Francisco Nieva

La dolce vita

El País semanal ha difundido últimamente una copia del famoso filme de Federico Fellini, que nos da una versión negra de aquel tiempo en el que generalmente se pensaba que todo iba bien y vivíamos en el mejor de los mundos. La ciencia alargaba la vida de los seres, el arte y la filosofía ofrecían escapadas espirituales inéditas. Parecía que la sociedad se había vuelto loca, e imperaba un irracional optimismo, acompañado por los compases del chachachá. Yo viví en Roma un aspecto de esa dolce vita que me ha dejado un sabor mortal. La película de Fellini me lo corrobora con extrema dureza y exactitud. Fue como una psicosis general. Yo frecuentaba un clima intelectual y artístico en el que había mucha señora loca que amenazaba con desnudarse y romper con su vida decente, anunciando un cambio total en la moral y las costumbres. Lo que se consideraba pecado se convertiría en una virtud, el Universo entero saldría de su armario y viviríamos en un permanente hedonismo.

Aquí viene bien citar a mi amigo César Manrique, que era de una locuacidad propagandista fascinante. En uno de sus viajes a Nueva York, en primera clase, viajaba Rockefeller. Manrique le abordó para venderle las maravillas de su isla, Lanzarote, dotada de encantos inefables por la Naturaleza y el volcán Timanfaya. Le mostró fotografías de su propia casa, construida sobre tres burbujas volcánicas, comunicadas entre sí por estrechos pasadizos excavados en la lava. El suelo, alisado con cemento y pintado de un blanco inmarcesible, de carretera. Casa inusitada y mágica, decorada con atrevidos muebles de diseño nórdico, todo un sueño hedonista y futurista, que convencía a cualquier mortal. El hijo mimado de otro potentado, que se medía con Rockefeller, había alquilado una avioneta en compañía de su amante griego, para ver el punto mejor en el que construirse su casa. Era como un príncipe gay, que tuvo la fortuna de encontrarse con César Manrique, el cual ideó para él los espacios más delirantes. Como una barcaza, que era toda una cama de alfombras persas, cojines bordados y ricas telas muy bellamente drapeadas. Aquello tenía todo el prestigio de un pecado mortal. César Manrique transformaba el paisaje, plantando árboles del revés, con las raíces limpias al aire, caminos pintados y otros trampantojos. Ilustró como nadie aquella falsa vida futura en la que se centraba toda la Roma turística y deseosa de vivir un escándalo de carácter universal. La modernidad y el escándalo iban de la mano en aquella ciudad alucinada y auto-sugestionada.

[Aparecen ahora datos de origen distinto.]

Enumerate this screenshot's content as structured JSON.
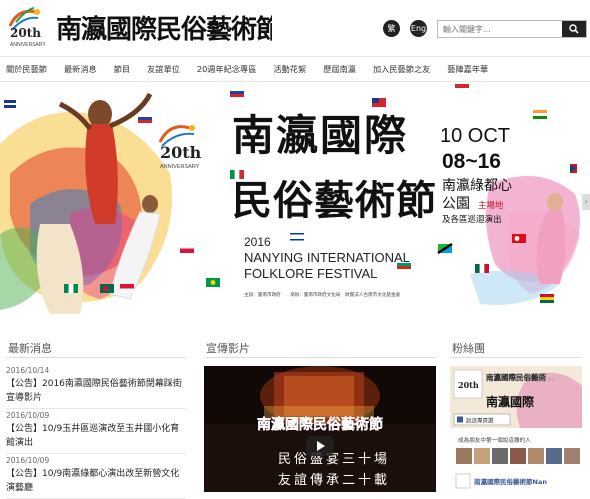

A mí me producía como un escalofrío ver y vivir aquel espejismo social, que disparaba la imaginación de las gentes en un optimista delirio. La Roma de los paparazzi y de los escándalos imaginarios y aparatosamente inflados me producía una especial depresión. - «¿Qué clase de revelación esperan estas personas, qué arreglo definitivo del mundo creen que se aproxima? Parece que todo se da por resuelto, definitivamente encarrilado por la penicilina y el chachachá. Una loca dama de mi ambiente sostenía la teoría de que todos habíamos sido un animal en nuestra vida anterior. - «Tú eres un pez, tú una lechuza...» Yo había sido un perro, lo cual no me desagradó. Todos creían aquellas zarandajas animalísticas y hasta parece que así se conocían mejor. En aquellos pocos años, toda paparrucha científica tuvo cabida. Aquel periodo histórico se destaca por esta psicosis futura y optimista hasta lo demencial. Era un gran negocio de la Prensa y la sociedad del espectáculo, de los corredores en Arte, galeristas, comisarios y demás. Un gran negocio para las revistas del corazón y para las publicaciones de interés cultural, para la alta costura, para las fiestas más tradicionales, para la propia religión. Hubo una dolce vita del Vaticano, que hoy sufre la condena del Papa Francisco, y que Fellini resalta con amargo estupor. Así, hubo una prensa italiana totalmente teñida de amarillismo. La dolce vita estimuló la prevaricación impune y la desobediencia social. Preludio de estos tiempos modernos de crisis y desorientación vital. He aquí una sociedad que reclama ser engañada, que pide que le mientan para subirle la moral, un tumor de la cultura, un cáncer galopante que minaba todos los estratos de la vida, todos los rincones de la privacidad humana, todos los ámbitos del acontecer. Mi gran amigo, César Manrique, era un genio, me atrevo a afirmar, el gran augur de la dolce vita en su plenitud fantasmagórica.

La película de Fellini nos puede servir de preservativa advertencia en estos críticos tiempos que nos ha tocado ver y vivir.